Est-ce que Saint-Amour est une œuvre plus personnelle que vos précédentes sorties, ou est-ce justement le rôle de l’auditeur d’y projeter sa propre histoire ?
nîm : On ne cesse de vouloir que l’auditeur se projette lui-même, au travers de toute notre discographie, mais sur cet album il faut bien dire que les titres des morceaux ne cachent qu’un peu leur contenu. Nous n’avons pas tout dévoilé dans ces titres, mais la direction est là et Saint-Amour est l’expression d’un besoin de lumière et de libération de ma part.
- Après les tensions collectives d’Extase des nations humaines et l’énergie plus frontale de Cascade de partons, on sent ici un déplacement vers quelque chose de plus intime.
Est-ce que cette évolution était consciente dès l’écriture de A ?
nîm : Je ne l’avais pas conscientisé dans l’écriture de l’album, non. Par contre, j’avais un jaillissement irrépressible de choses à dire, et l’album se sera constitué somme toute assez rapidement. Saint-Amour s’est révélé intime un peu sans que je le sache, quelque part. Il y a énormément de mon intérieur au final dans tout cet album, et c’est une première car, sur les albums précédents, c’est Maxime qui était l’initiateur des compositions ; il a toujours eu ce rôle “étincelant” dans Corde, d’ailleurs, et il le poursuit pour le prochain album qui est en train de “pré-naître”.
- Le clip qui accompagne Saint-Amour arrive comme une nouvelle étape dans votre univers visuel.
Comment abordez-vous l’image chez CORDE : est-ce qu’elle accompagne la musique ou est-ce qu’elle fait partie de la composition dès le départ ?
Maxime : Les visuels des albums arrivent assez tôt dans le processus. Au bout de 5 titres composés, on se pose la question de la direction qui va être prise pour illustrer la couverture. On propose notre moodboard à Peurduloup, notre graphiste depuis le début, et il nous surprend toujours par sa vision et son talent.

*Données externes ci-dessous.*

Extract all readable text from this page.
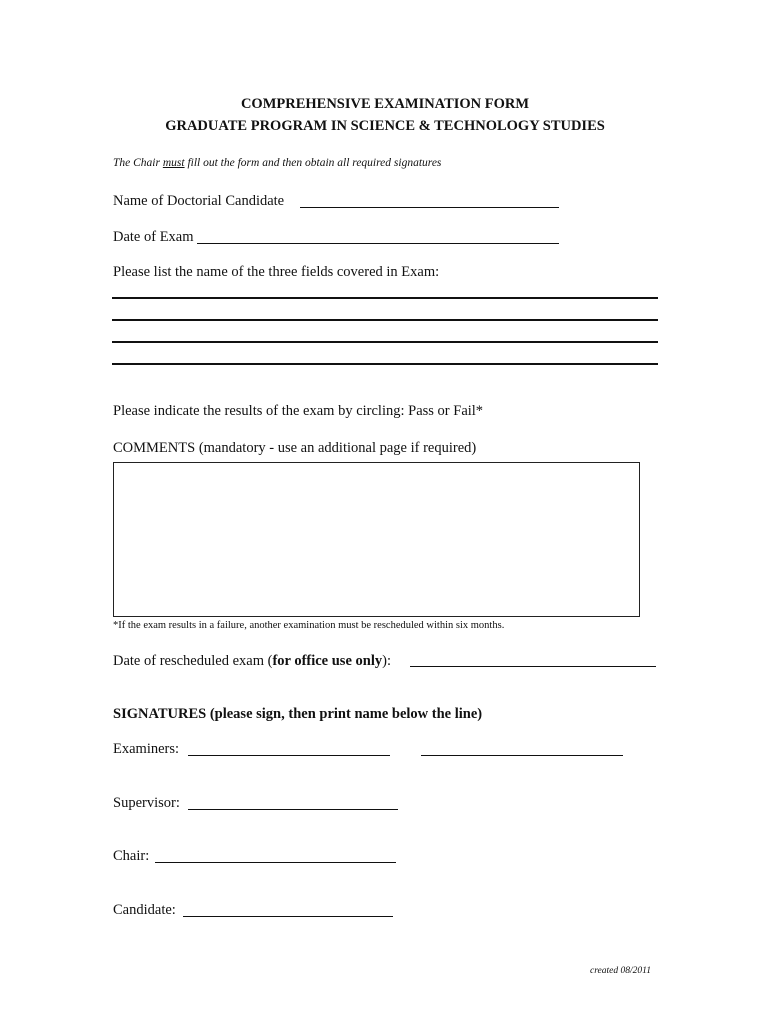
COMPREHENSIVE EXAMINATION FORM
GRADUATE PROGRAM IN SCIENCE & TECHNOLOGY STUDIES
The Chair must fill out the form and then obtain all required signatures
Name of Doctorial Candidate
Date of Exam
Please list the name of the three fields covered in Exam:
Please indicate the results of the exam by circling: Pass or Fail*
COMMENTS (mandatory - use an additional page if required)
*If the exam results in a failure, another examination must be rescheduled within six months.
Date of rescheduled exam (for office use only):
SIGNATURES (please sign, then print name below the line)
Examiners:
Supervisor:
Chair:
Candidate:
created 08/2011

Pour les vidéos et court-métrages, c’est encore autre chose. On tente d’éclairer ce que l’on veut dire en faisant un pas de côté. On souhaite surprendre, provoquer un sentiment ou une émotion, et raconter de manière suffisamment ouverte pour que chacun s’en empare selon sa propre histoire.

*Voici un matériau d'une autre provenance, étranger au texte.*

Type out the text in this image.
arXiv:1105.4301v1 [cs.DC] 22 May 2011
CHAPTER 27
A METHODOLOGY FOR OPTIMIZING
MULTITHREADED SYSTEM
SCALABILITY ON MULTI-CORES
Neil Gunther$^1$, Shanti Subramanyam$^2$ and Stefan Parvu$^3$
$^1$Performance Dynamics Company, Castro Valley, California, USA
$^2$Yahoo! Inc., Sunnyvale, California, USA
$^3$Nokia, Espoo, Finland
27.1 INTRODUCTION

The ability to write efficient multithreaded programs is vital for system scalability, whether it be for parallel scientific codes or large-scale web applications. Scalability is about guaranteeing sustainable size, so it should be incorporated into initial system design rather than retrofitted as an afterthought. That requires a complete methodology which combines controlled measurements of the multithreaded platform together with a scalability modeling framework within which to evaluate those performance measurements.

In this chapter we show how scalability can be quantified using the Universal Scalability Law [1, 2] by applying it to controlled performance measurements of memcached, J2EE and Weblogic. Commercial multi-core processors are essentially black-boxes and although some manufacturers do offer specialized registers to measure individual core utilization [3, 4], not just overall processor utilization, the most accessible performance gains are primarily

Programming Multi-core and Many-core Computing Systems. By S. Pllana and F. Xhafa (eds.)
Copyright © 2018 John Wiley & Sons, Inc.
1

- Votre musique donne souvent l’impression d’un cinéma intérieur : on entend des paysages, des mouvements, presque des récits sans personnages.
Quand vous composez, partez-vous d’émotions, d’images précises ou parfois simplement d’une texture sonore ?

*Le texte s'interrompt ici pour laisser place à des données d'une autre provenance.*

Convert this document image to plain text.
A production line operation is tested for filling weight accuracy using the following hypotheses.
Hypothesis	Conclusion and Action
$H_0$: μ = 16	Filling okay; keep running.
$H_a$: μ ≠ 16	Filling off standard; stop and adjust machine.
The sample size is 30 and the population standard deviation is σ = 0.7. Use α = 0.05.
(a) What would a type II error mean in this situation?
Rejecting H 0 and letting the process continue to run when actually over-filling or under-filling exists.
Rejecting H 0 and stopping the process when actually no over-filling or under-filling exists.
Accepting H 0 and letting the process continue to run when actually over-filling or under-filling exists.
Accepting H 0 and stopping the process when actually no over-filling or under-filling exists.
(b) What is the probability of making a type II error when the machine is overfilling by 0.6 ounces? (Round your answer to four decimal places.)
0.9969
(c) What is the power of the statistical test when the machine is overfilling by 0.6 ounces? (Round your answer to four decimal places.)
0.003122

nîm : Pour “A”, oui ce sont très clairement des émotions fortes qui ont débarqué en format pâtes sonores ! Je me considère assez peu comme un instrumentiste pur, plutôt comme un peintre qui ne sait pas peindre, mais qui arrive à retranscrire les couleurs de ses émotions en trouvant relativement rapidement la texture sonore qui leur sied. Ça sort comme une évidence, sans effort particulier. C’est très gratifiant, ce “truc”, et ça permet d’avoir de premiers canevas de rythmes/sons en peu de temps. Chez moi, c’est la texture qui fait aboutir le rythme, et ce sont mes émotions et images mentales qui dictent la texture.
Si vous pouviez effacer un morceau de votre mémoire uniquement pour avoir le plaisir de le redécouvrir pour la première fois ce soir, lequel ce serait ? Pourquoi ?
nîm : Aha, j’adore ce concept parce que j’ai plein de titres pour lesquels j’aimerai bien avoir ce pouvoir d’oubli / découverte! Quelle chance énorme ce serait!
Allez, je vais choisir “Sing Swan Song” de CAN. Ce titre à la fois doux et mélancolique m’a touché plus que de raison. La voix inimitable de Damo Suzuki, le fait de répéter son texte comme un mantra tout en ayant l’impression que ça ne veut pas dire exactement la même chose que la première fois qu’il l’a chanté, l’instrumentation et l’arrangement, le choix du son propre au groupe et maîtrisé par lui, ce côté flottant dans un autre univers, tout est magnifique pour moi.
Maxime : Il y a des titres fondateurs que l’on rencontre dans l’enfance et qui restent centraux dans notre parcours. Le mien c’est Le hall du roi de la montagne de Grieg. Ce choix est une chance, il y a mille versions tellement différentes, c’est une redécouverte à chaque fois.